In the morning, they found Harold’s tattered body slumped in his cabin. And Maserac, dear Maserac — his fury had crushed, not only Harald, but his own great heart, his dear, dear heart. He lay in an open field, his slack hand still on the horsewhip, his unseeing eyes turned to the sunrise, and Furilla knew that her name lay silent on his dead lips.

“Yeah,” whispered deMarcopolo. The sound was like sighing. “That was the way the thing came out in the book.”

Everything came out for Furilla. All the world loved Furilla, because things always happened the way they should for Furilla.

“Yeah,” he said again, still in a whisper.

Furilla, he reflected, never did anything to make things come her way. She did it just by being soft little, sweet little, innocent little Furilla — being Furilla beyond all flexibility, beyond all belief.

The ’phone rang.

“Yes, Joe.”

Joe said, “I don’t know just what details you want about Brill. There’s a good deal that wasn’t in the papers, though. He went on a wing-ding and disappeared for two days. They shovelled him up out of a doorway down in the waterfront district. He was full of white lightning, but whether that killed him or his pump was due to quit, anyhow, is a toss-up. That what you wanted?”

“Close. What about the other one?”

“Took a little digging. Now Hennigar — Hobart Hennigar, thirty-seven, instructor in English Lit., and creative writing at some Eastern college, thrown out three years ago for making a pass at a housemaid. Fast talker, good-looker, fairly harmless. One of these literate bums. Knocked around, one job to another, wound up out at the lake, caretaker on a big estate. Ties in with MacIver, in a way, Lance — MacIver had a place out there, too, little lodge. Used to hole up there once in a while.”
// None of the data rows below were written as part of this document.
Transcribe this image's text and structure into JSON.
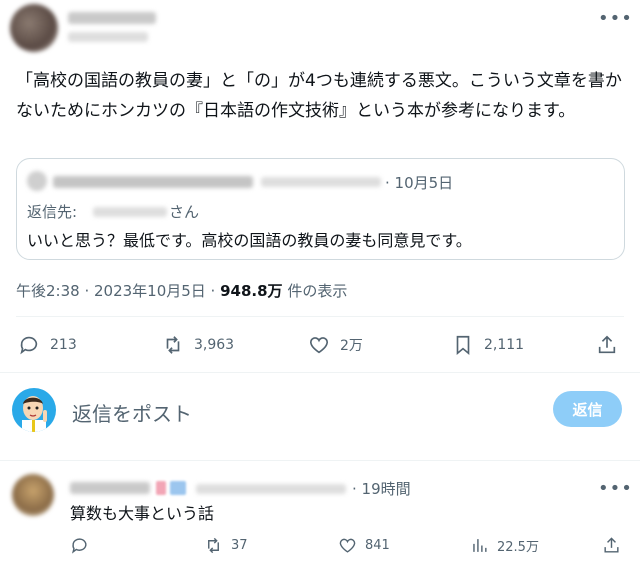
{
  "main_post": {
    "more_label": "•••",
    "text": "「高校の国語の教員の妻」と「の」が4つも連続する悪文。こういう文章を書かないためにホンカツの『日本語の作文技術』という本が参考になります。",
    "quote": {
      "date": "· 10月5日",
      "reply_to_label": "返信先:",
      "reply_to_suffix": "さん",
      "text": "いいと思う？最低です。高校の国語の教員の妻も同意見です。"
    },
    "meta": {
      "time": "午後2:38 · 2023年10月5日 · ",
      "views": "948.8万",
      "views_suffix": " 件の表示"
    },
    "actions": {
      "replies": "213",
      "reposts": "3,963",
      "likes": "2万",
      "bookmarks": "2,111"
    }
  },
  "composer": {
    "placeholder": "返信をポスト",
    "button_label": "返信"
  },
  "reply_post": {
    "time": "· 19時間",
    "more_label": "•••",
    "text": "算数も大事という話",
    "actions": {
      "reposts": "37",
      "likes": "841",
      "views": "22.5万"
    }
  },
  "colors": {
    "accent_disabled": "#8ecdf8",
    "muted": "#536471",
    "border": "#cfd9de"
  }
}
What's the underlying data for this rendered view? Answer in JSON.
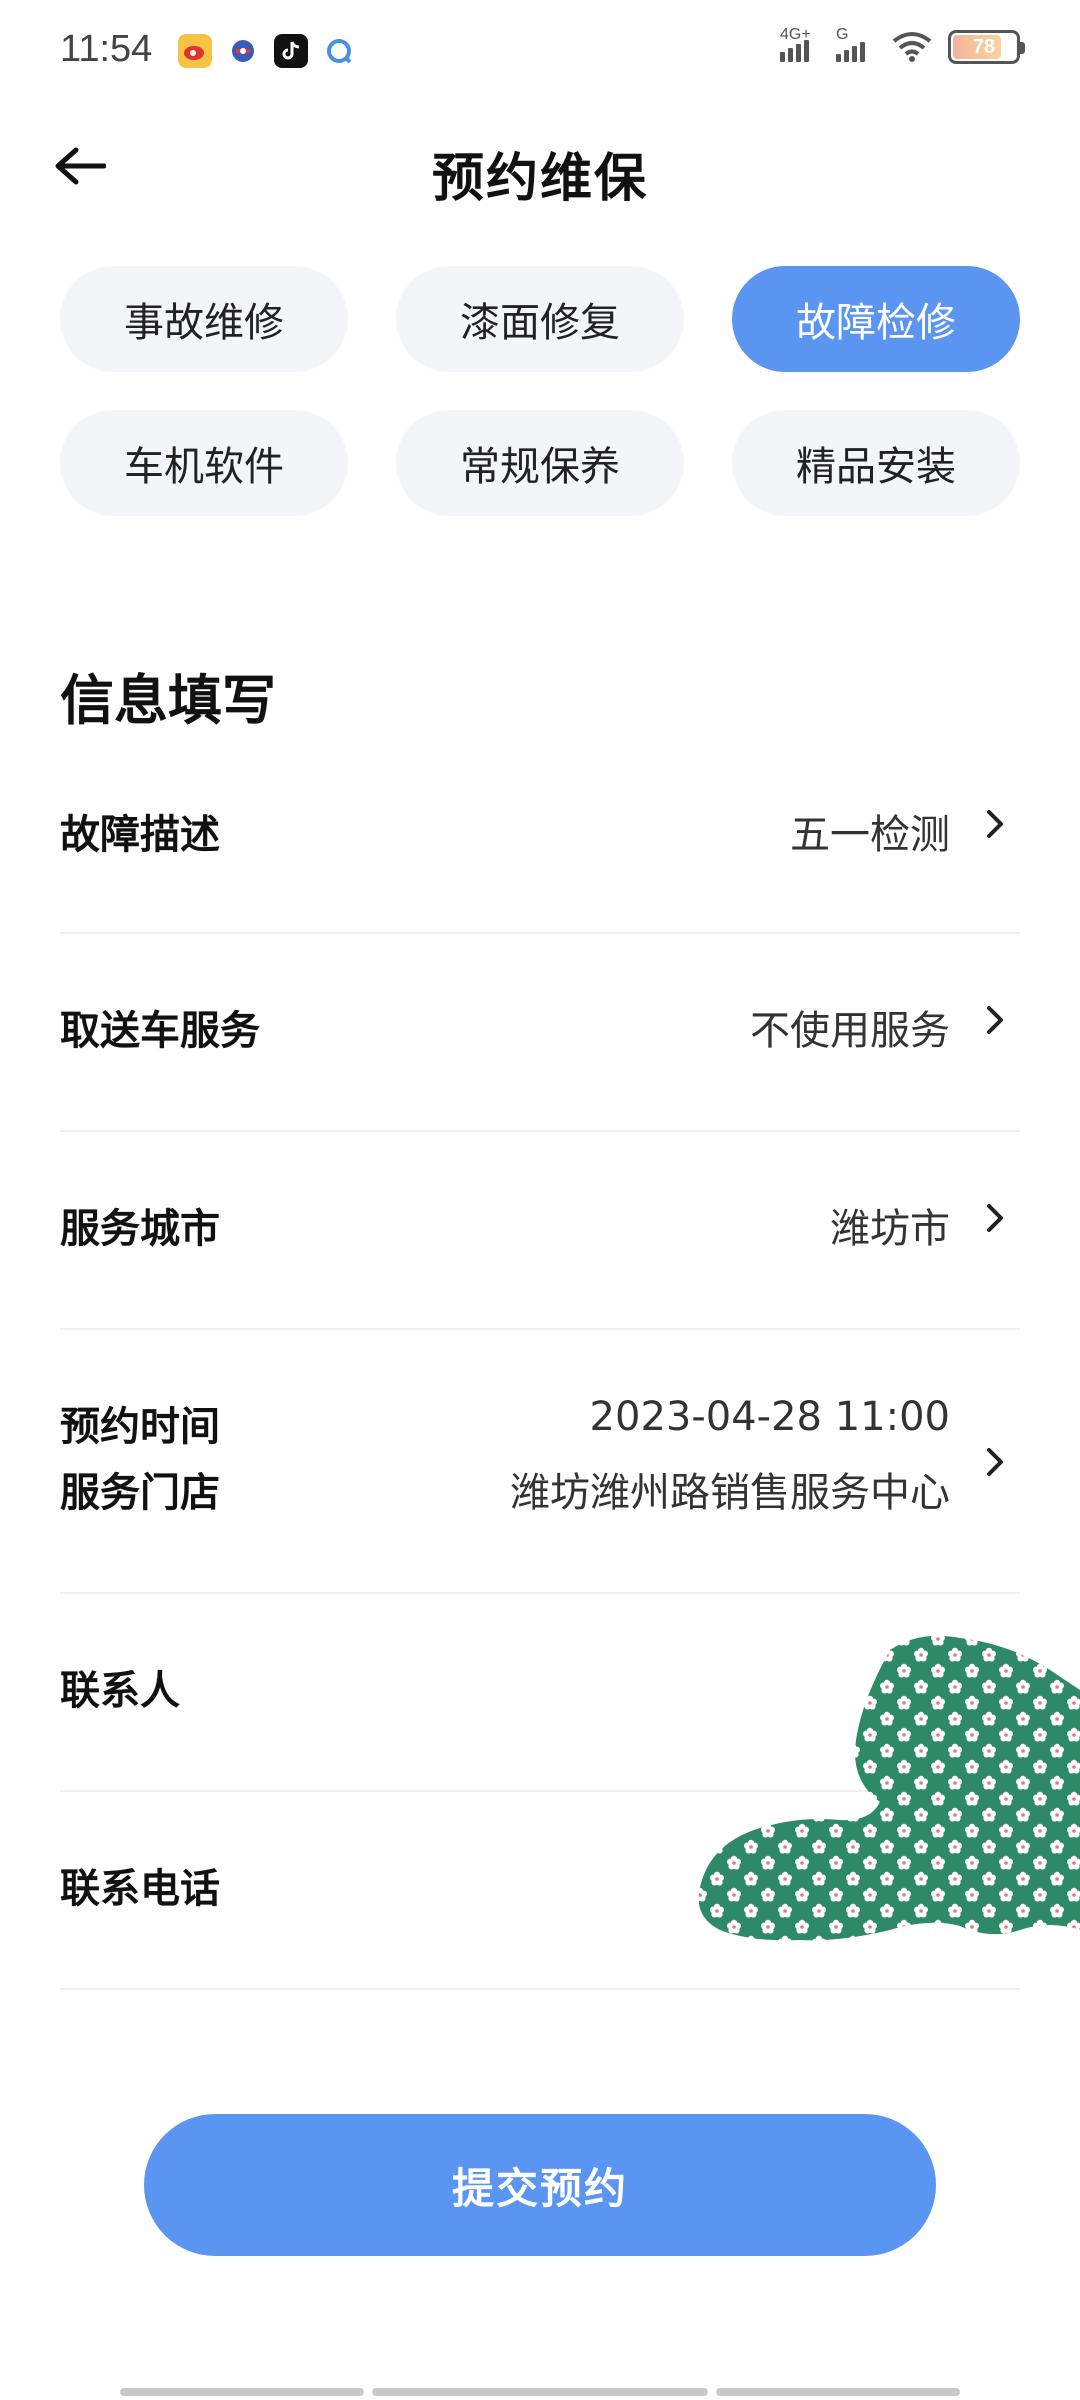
{
  "status_bar": {
    "time": "11:54",
    "notification_icons": [
      "weibo-icon",
      "app-icon",
      "tiktok-icon",
      "browser-icon"
    ],
    "network_primary": "4G+",
    "network_secondary": "G",
    "battery_level": "78"
  },
  "header": {
    "title": "预约维保"
  },
  "categories": {
    "items": [
      {
        "label": "事故维修",
        "active": false
      },
      {
        "label": "漆面修复",
        "active": false
      },
      {
        "label": "故障检修",
        "active": true
      },
      {
        "label": "车机软件",
        "active": false
      },
      {
        "label": "常规保养",
        "active": false
      },
      {
        "label": "精品安装",
        "active": false
      }
    ]
  },
  "section": {
    "title": "信息填写"
  },
  "form": {
    "fault": {
      "label": "故障描述",
      "value": "五一检测"
    },
    "pickup": {
      "label": "取送车服务",
      "value": "不使用服务"
    },
    "city": {
      "label": "服务城市",
      "value": "潍坊市"
    },
    "time": {
      "label": "预约时间",
      "value": "2023-04-28 11:00"
    },
    "store": {
      "label": "服务门店",
      "value": "潍坊潍州路销售服务中心"
    },
    "contact": {
      "label": "联系人",
      "value": ""
    },
    "phone": {
      "label": "联系电话",
      "value": ""
    }
  },
  "submit": {
    "label": "提交预约"
  },
  "colors": {
    "accent": "#5b95f2",
    "chip_bg": "#f3f5f8",
    "decor_green": "#2e8a66"
  }
}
“Was he out there during his drunk?”

“If he was, no one could prove it. Off season, pretty lonesome out there. Anyway, this Hennigar got himself plugged through the head. Police report says it was a twenty-five target-type bullet.”

“Fight?”

“No! Back of the head, from a window in his cabin. He never knew what hit him, not a clue. Lance—”

“Mm?”

“You got a lead on that killing?”

DeMarcopolo looked slowly around the room. The telephone said, “Lance?” and he held it away from him and looked at it as if he had never seen it before.

Then he brought it back and said, “No, I haven’t got a lead on that killing. Joe, do something for me?”

“Shucks.”

“You covering that thing of mine?”

“Statement at the airport, kissin’ picture? Couldn’t keep me away.”

“I... won’t be there,” said deMarcopolo. “Tell her for me, will you?”

“Lance! What’s hap—”

“Thanks, Joe. ’Bye.” He hung up very quietly.

After a time he crossed to the small pile of things by the door and picked up the note she had left him and his picture. He tore up the note and took out the picture and tore it in two. He folded the frame over the torn paper and tossed it over the string marked THROW OUT. That left the new box marked WIP staring at him.

He recoiled from it with horror and went on out. Shutting the door, he said conversationally, “How innocent can you get?” He said it to MacIver, to Hennigar, to Eloise Michaud, and to Lancelot deMarcopolo. But nobody had an answer for him.